The phase that’s emerging now is the audiophile killers, true audiophile sound in small packages at previously unthinkable prices. This was started by 47 Labs’s Gaincard amplifier that works not via tubes or traditional solid state circuitry but by using a single chip for amplification. Because it so reduced complexity, the DIY contingent created copies called gainclones that achieve the same sound quality at prices you might pay for an average consumer amp. The next, inevitable, step was to mass produce this approach, which is what Sonic Impact did with the Class T amp ($39, and as low as $19 recently at PC Mall). Audiophiles are going ga ga over it.
The next phase — the distruptive bit — is a when a clueful industrial designer (e.g.
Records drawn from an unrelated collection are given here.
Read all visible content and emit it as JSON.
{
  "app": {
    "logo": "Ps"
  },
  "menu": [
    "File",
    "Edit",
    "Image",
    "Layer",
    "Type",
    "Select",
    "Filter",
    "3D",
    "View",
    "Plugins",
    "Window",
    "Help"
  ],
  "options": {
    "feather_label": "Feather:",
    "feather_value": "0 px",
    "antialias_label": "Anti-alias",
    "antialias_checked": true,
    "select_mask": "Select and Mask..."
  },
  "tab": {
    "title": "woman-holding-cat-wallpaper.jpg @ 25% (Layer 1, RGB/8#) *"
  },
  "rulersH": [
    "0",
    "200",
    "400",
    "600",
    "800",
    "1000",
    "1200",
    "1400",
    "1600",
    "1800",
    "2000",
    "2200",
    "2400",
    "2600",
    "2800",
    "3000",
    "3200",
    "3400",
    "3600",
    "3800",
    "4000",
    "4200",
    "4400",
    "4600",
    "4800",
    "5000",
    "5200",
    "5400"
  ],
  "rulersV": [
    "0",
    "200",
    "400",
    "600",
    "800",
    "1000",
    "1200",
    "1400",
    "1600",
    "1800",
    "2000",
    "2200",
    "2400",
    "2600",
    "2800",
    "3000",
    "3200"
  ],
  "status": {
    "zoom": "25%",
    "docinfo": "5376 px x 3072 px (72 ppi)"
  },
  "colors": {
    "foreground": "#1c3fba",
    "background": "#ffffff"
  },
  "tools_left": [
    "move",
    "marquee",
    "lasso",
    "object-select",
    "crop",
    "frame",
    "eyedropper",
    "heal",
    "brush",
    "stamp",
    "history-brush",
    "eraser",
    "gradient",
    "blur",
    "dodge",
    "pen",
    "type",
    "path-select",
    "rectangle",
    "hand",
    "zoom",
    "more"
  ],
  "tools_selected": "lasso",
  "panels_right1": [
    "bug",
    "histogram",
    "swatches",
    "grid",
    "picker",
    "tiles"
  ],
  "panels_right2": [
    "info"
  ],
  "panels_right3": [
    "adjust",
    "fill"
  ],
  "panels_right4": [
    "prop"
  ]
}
Bose, Apple, Griffin, or Taiwan’s BenQ) leverages the chip amp’s low complexity, price and small size to create a $199 stereo system that also solves the audio network architecture problem. The latter, IMHO, means a stereo that is still a stereo (or home theater) that let’s the computer handle the digital audio file part of the equation. This is based on the premise that listening to music/watching television is usually, for most families a different and sometimes simultaneous activity from computing. In this scenario, all the stereo has to do is receive an audio signal over wi-fi and — via a user interface — send some simple signals back to the computer (“Give me the X .mp3 file now”). The computer continues to do everything it does well, with a simple mod to the mp3 player software to broadcast music over wi-fi, as iTunes does today. This results in ease-of-use that crosses the usability chasm, and control over music selections from either the computer or the stereo, something you don’t get with most systems today. All this in a great sounding, small package (chip amp + efficient, small speakers) that will be better than anything home audio can currently offer short of a professionally designed custom system. We could see this by the end of 2005, with competitors playing catch up in 2006.